In a May interview with the German magazine Der Spiegel, Foreign Minister Sikorski alluded to the new dynamic and the drift away from America. “The USA remains an important ally for Poland, Germany, and all of Europe. It is important for both our countries that the U.S. remains engaged in European issues,” Sikorski said. “But Poland is in Europe, and our fundamental interests are here.”

For Sikorski, a Washington fixture whose wife, Anne Applebaum, pens a regular column for the Washington Post, to suggest that the Poles don't need the United States is a big deal. The Poles may worry about Russian hostility, but they worry more about the European financial crisis and do not wish to be taken for granted in Washington.

Nonetheless, Poland has continued to bear burdens in support of U.S. foreign policy, particularly in the Middle East. This February, after the United States recalled its ambassador to Syria, the Polish government assumed responsibility for representing U.S. diplomatic interests in Damascus. Poland had served in a similarly useful capacity in Iraq, representing U.S. interests there between 1991 and 2003, when a U.S.-led coalition toppled Saddam Hussein.

That same month, Michal Murkocinski, Poland's ambassador to Syria, helped identify the body of slain American journalist Marie Colvin and arrange for the transport of her remains back to the United States. Colvin and her French photojournalist colleague, Remi Ochlik, had been killed by a government rocket attack while reporting in the besieged city of Homs.

Since the end of the Cold War, Poland has become the United States' strongest European ally, fighting enemies like the Taliban and al Qaeda up close and personal. Writing from Ghazni, Afghanistan, last year, journalist Aleksandra Kulczuga noted, “Poland is one of America's few allies with troops in Afghanistan whose mission, without caveats, is to fight. Poland, unlike Germany and France, deploys its soldiers to the war with the full expectation that they will find and kill enemy combatants.”

Yet for all their contributions, the Poles have received no major favors in Washington.

In Warsaw, Romney will surely praise the Poles for contributing great blood and treasure. At Walesa's side, he will lay claim to the mantle of Ronald Reagan, and of Solidarity, the movement that blossomed into the strongest post-communist partnership across the Atlantic. But even if Romney became the next president, his well-intentioned words won't change underlying realities.

The European Union has turned inward to rescue its monetary union, and Poland's continued economic growth is inherently linked to its European partners, particularly its financially powerful neighbor, the Federal Republic of Germany.
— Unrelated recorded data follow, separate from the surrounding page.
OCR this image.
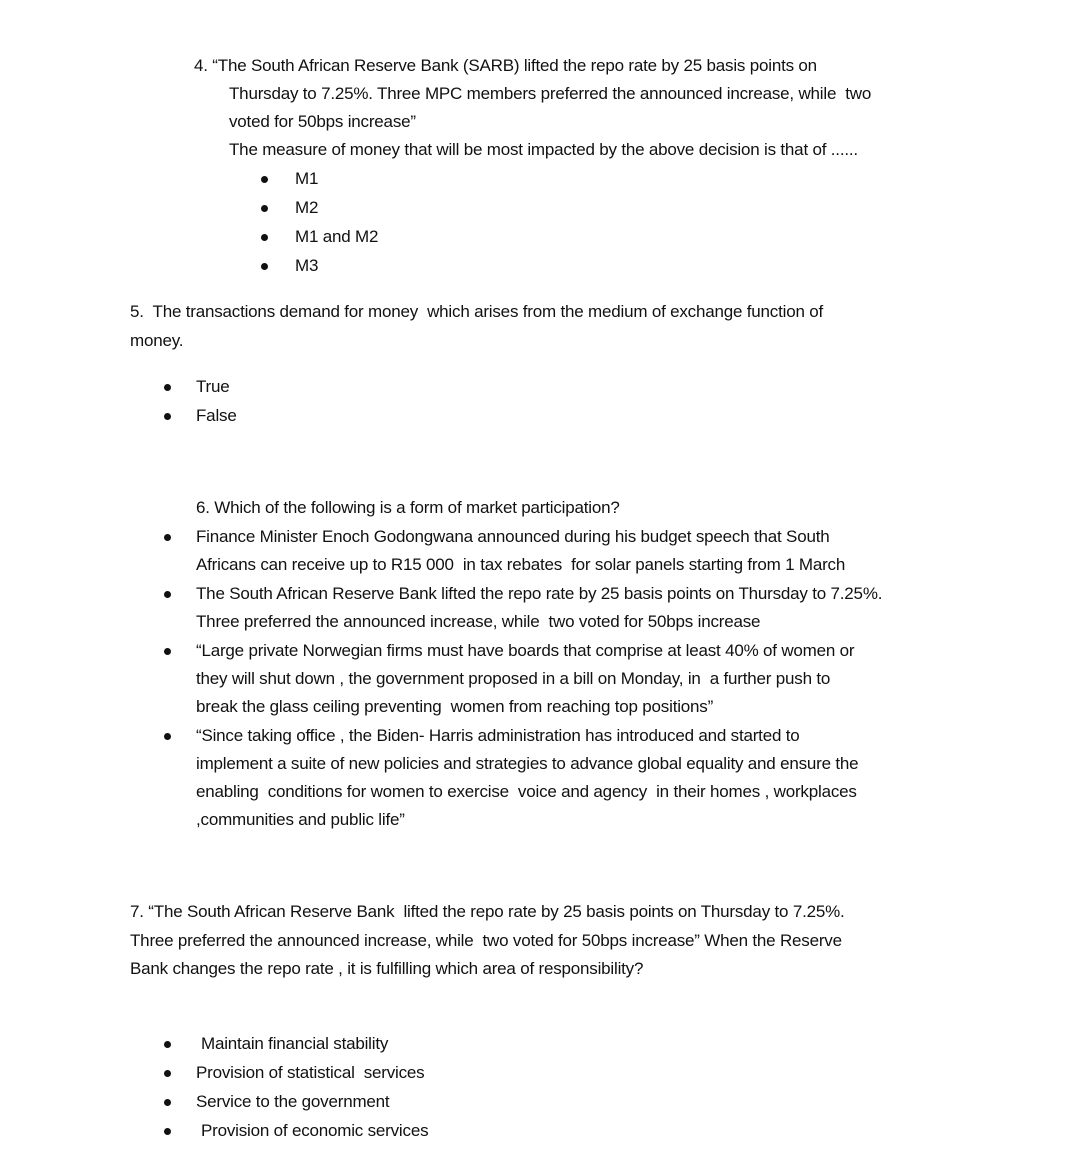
4. “The South African Reserve Bank (SARB) lifted the repo rate by 25 basis points on
Thursday to 7.25%. Three MPC members preferred the announced increase, while  two
voted for 50bps increase”
The measure of money that will be most impacted by the above decision is that of ......
M1
M2
M1 and M2
M3
5.  The transactions demand for money  which arises from the medium of exchange function of
money.
True
False
6. Which of the following is a form of market participation?
Finance Minister Enoch Godongwana announced during his budget speech that South
Africans can receive up to R15 000  in tax rebates  for solar panels starting from 1 March
The South African Reserve Bank lifted the repo rate by 25 basis points on Thursday to 7.25%.
Three preferred the announced increase, while  two voted for 50bps increase
“Large private Norwegian firms must have boards that comprise at least 40% of women or
they will shut down , the government proposed in a bill on Monday, in  a further push to
break the glass ceiling preventing  women from reaching top positions”
“Since taking office , the Biden- Harris administration has introduced and started to
implement a suite of new policies and strategies to advance global equality and ensure the
enabling  conditions for women to exercise  voice and agency  in their homes , workplaces
,communities and public life”
7. “The South African Reserve Bank  lifted the repo rate by 25 basis points on Thursday to 7.25%.
Three preferred the announced increase, while  two voted for 50bps increase” When the Reserve
Bank changes the repo rate , it is fulfilling which area of responsibility?
Maintain financial stability
Provision of statistical  services
Service to the government
Provision of economic services
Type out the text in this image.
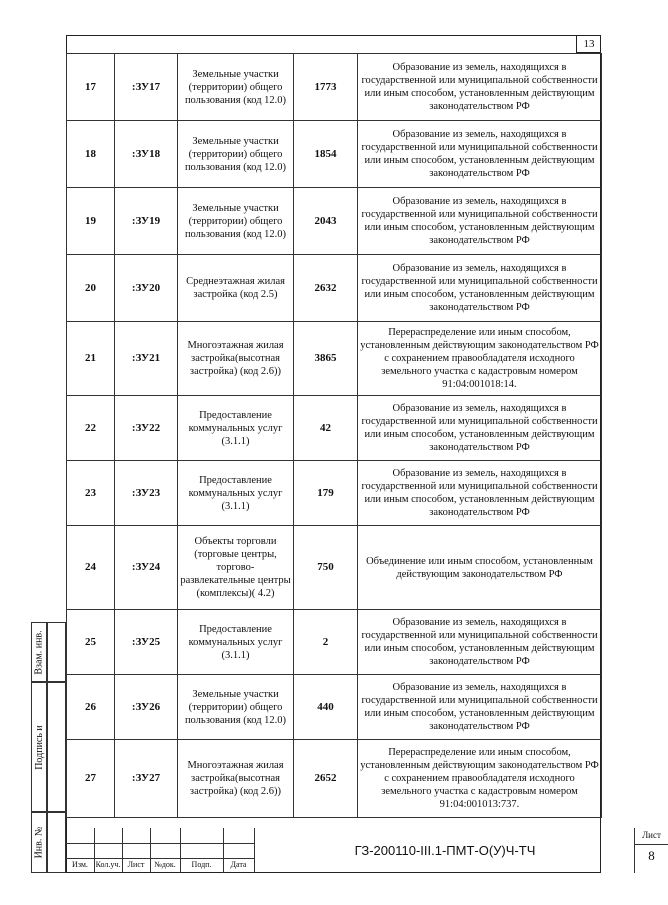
13
17	:ЗУ17	Земельные участки (территории) общего пользования (код 12.0)	1773	Образование из земель, находящихся в государственной или муниципальной собственности или иным способом, установленным действующим законодательством РФ
18	:ЗУ18	Земельные участки (территории) общего пользования (код 12.0)	1854	Образование из земель, находящихся в государственной или муниципальной собственности или иным способом, установленным действующим законодательством РФ
19	:ЗУ19	Земельные участки (территории) общего пользования (код 12.0)	2043	Образование из земель, находящихся в государственной или муниципальной собственности или иным способом, установленным действующим законодательством РФ
20	:ЗУ20	Среднеэтажная жилая застройка (код 2.5)	2632	Образование из земель, находящихся в государственной или муниципальной собственности или иным способом, установленным действующим законодательством РФ
21	:ЗУ21	Многоэтажная жилая застройка(высотная застройка) (код 2.6))	3865	Перераспределение или иным способом, установленным действующим законодательством РФ с сохранением правообладателя исходного земельного участка с кадастровым номером 91:04:001018:14.
22	:ЗУ22	Предоставление коммунальных услуг (3.1.1)	42	Образование из земель, находящихся в государственной или муниципальной собственности или иным способом, установленным действующим законодательством РФ
23	:ЗУ23	Предоставление коммунальных услуг (3.1.1)	179	Образование из земель, находящихся в государственной или муниципальной собственности или иным способом, установленным действующим законодательством РФ
24	:ЗУ24	Объекты торговли (торговые центры, торгово-развлекательные центры (комплексы)( 4.2)	750	Объединение или иным способом, установленным действующим законодательством РФ
25	:ЗУ25	Предоставление коммунальных услуг (3.1.1)	2	Образование из земель, находящихся в государственной или муниципальной собственности или иным способом, установленным действующим законодательством РФ
26	:ЗУ26	Земельные участки (территории) общего пользования (код 12.0)	440	Образование из земель, находящихся в государственной или муниципальной собственности или иным способом, установленным действующим законодательством РФ
27	:ЗУ27	Многоэтажная жилая застройка(высотная застройка) (код 2.6))	2652	Перераспределение или иным способом, установленным действующим законодательством РФ с сохранением правообладателя исходного земельного участка с кадастровым номером 91:04:001013:737.
Взам. инв.
Подпись и
Инв. №
Изм. Кол.уч. Лист	№док.	Подп.	Дата
ГЗ-200110-III.1-ПМТ-О(У)Ч-ТЧ
Лист
8
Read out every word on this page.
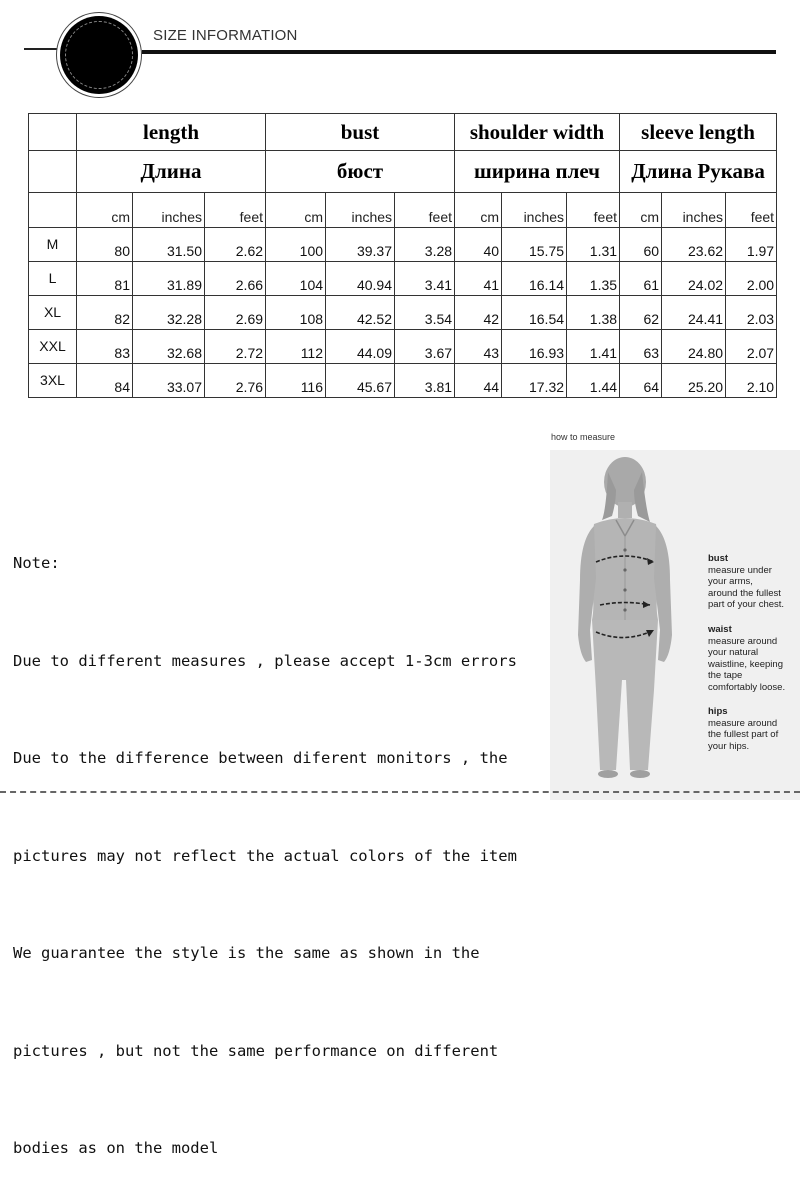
SIZE INFORMATION
	length			bust			shoulder width			sleeve length		
	Длина			бюст			ширина плеч			Длина Рукава		
	cm	inches	feet	cm	inches	feet	cm	inches	feet	cm	inches	feet
M	80	31.50	2.62	100	39.37	3.28	40	15.75	1.31	60	23.62	1.97
L	81	31.89	2.66	104	40.94	3.41	41	16.14	1.35	61	24.02	2.00
XL	82	32.28	2.69	108	42.52	3.54	42	16.54	1.38	62	24.41	2.03
XXL	83	32.68	2.72	112	44.09	3.67	43	16.93	1.41	63	24.80	2.07
3XL	84	33.07	2.76	116	45.67	3.81	44	17.32	1.44	64	25.20	2.10

Note:

Due to different measures , please accept 1-3cm errors

Due to the difference between diferent monitors , the

pictures may not reflect the actual colors of the item

We guarantee the style is the same as shown in the

pictures , but not the same performance on different

bodies as on the model

how to measure
bust
measure under
your arms,
around the fullest
part of your chest.
waist
measure around
your natural
waistline, keeping
the tape
comfortably loose.
hips
measure around
the fullest part of
your hips.
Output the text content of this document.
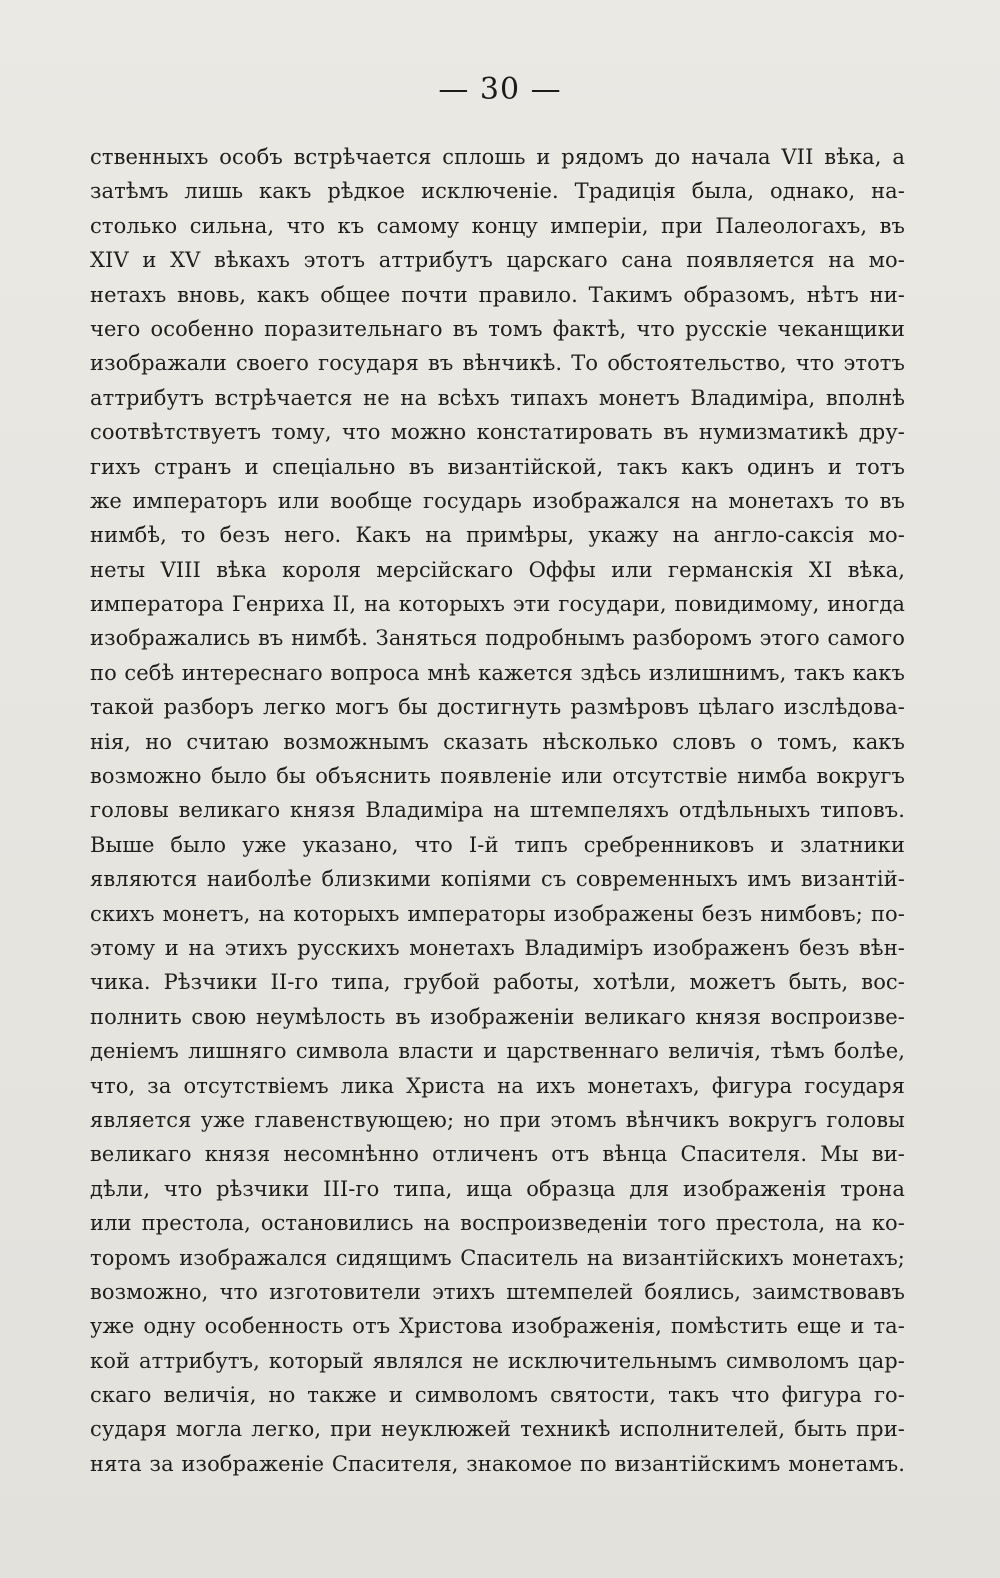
— 30 —
ственныхъ особъ встрѣчается сплошь и рядомъ до начала VII вѣка, а
затѣмъ лишь какъ рѣдкое исключеніе. Традиція была, однако, на-
столько сильна, что къ самому концу имперіи, при Палеологахъ, въ
XIV и XV вѣкахъ этотъ аттрибутъ царскаго сана появляется на мо-
нетахъ вновь, какъ общее почти правило. Такимъ образомъ, нѣтъ ни-
чего особенно поразительнаго въ томъ фактѣ, что русскіе чеканщики
изображали своего государя въ вѣнчикѣ. То обстоятельство, что этотъ
аттрибутъ встрѣчается не на всѣхъ типахъ монетъ Владиміра, вполнѣ
соотвѣтствуетъ тому, что можно констатировать въ нумизматикѣ дру-
гихъ странъ и спеціально въ византійской, такъ какъ одинъ и тотъ
же императоръ или вообще государь изображался на монетахъ то въ
нимбѣ, то безъ него. Какъ на примѣры, укажу на англо-саксія мо-
неты VIII вѣка короля мерсійскаго Оффы или германскія XI вѣка,
императора Генриха II, на которыхъ эти государи, повидимому, иногда
изображались въ нимбѣ. Заняться подробнымъ разборомъ этого самого
по себѣ интереснаго вопроса мнѣ кажется здѣсь излишнимъ, такъ какъ
такой разборъ легко могъ бы достигнуть размѣровъ цѣлаго изслѣдова-
нія, но считаю возможнымъ сказать нѣсколько словъ о томъ, какъ
возможно было бы объяснить появленіе или отсутствіе нимба вокругъ
головы великаго князя Владиміра на штемпеляхъ отдѣльныхъ типовъ.
Выше было уже указано, что I-й типъ сребренниковъ и златники
являются наиболѣе близкими копіями съ современныхъ имъ византій-
скихъ монетъ, на которыхъ императоры изображены безъ нимбовъ; по-
этому и на этихъ русскихъ монетахъ Владиміръ изображенъ безъ вѣн-
чика. Рѣзчики II-го типа, грубой работы, хотѣли, можетъ быть, вос-
полнить свою неумѣлость въ изображеніи великаго князя воспроизве-
деніемъ лишняго символа власти и царственнаго величія, тѣмъ болѣе,
что, за отсутствіемъ лика Христа на ихъ монетахъ, фигура государя
является уже главенствующею; но при этомъ вѣнчикъ вокругъ головы
великаго князя несомнѣнно отличенъ отъ вѣнца Спасителя. Мы ви-
дѣли, что рѣзчики III-го типа, ища образца для изображенія трона
или престола, остановились на воспроизведеніи того престола, на ко-
торомъ изображался сидящимъ Спаситель на византійскихъ монетахъ;
возможно, что изготовители этихъ штемпелей боялись, заимствовавъ
уже одну особенность отъ Христова изображенія, помѣстить еще и та-
кой аттрибутъ, который являлся не исключительнымъ символомъ цар-
скаго величія, но также и символомъ святости, такъ что фигура го-
сударя могла легко, при неуклюжей техникѣ исполнителей, быть при-
нята за изображеніе Спасителя, знакомое по византійскимъ монетамъ.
The Poles will hardly abandon the United States. They do, after all, share America's desire for a world without terrorism, communism, and an Iranian nuclear weapon. But no matter who's elected in November, they won't be looking for new opportunities to stick their necks out on Washington's behalf.

Benjamin Weinthal is a Berlin-based fellow at the Foundation for Defense of Democracies and a European affairs correspondent for the Jerusalem Post.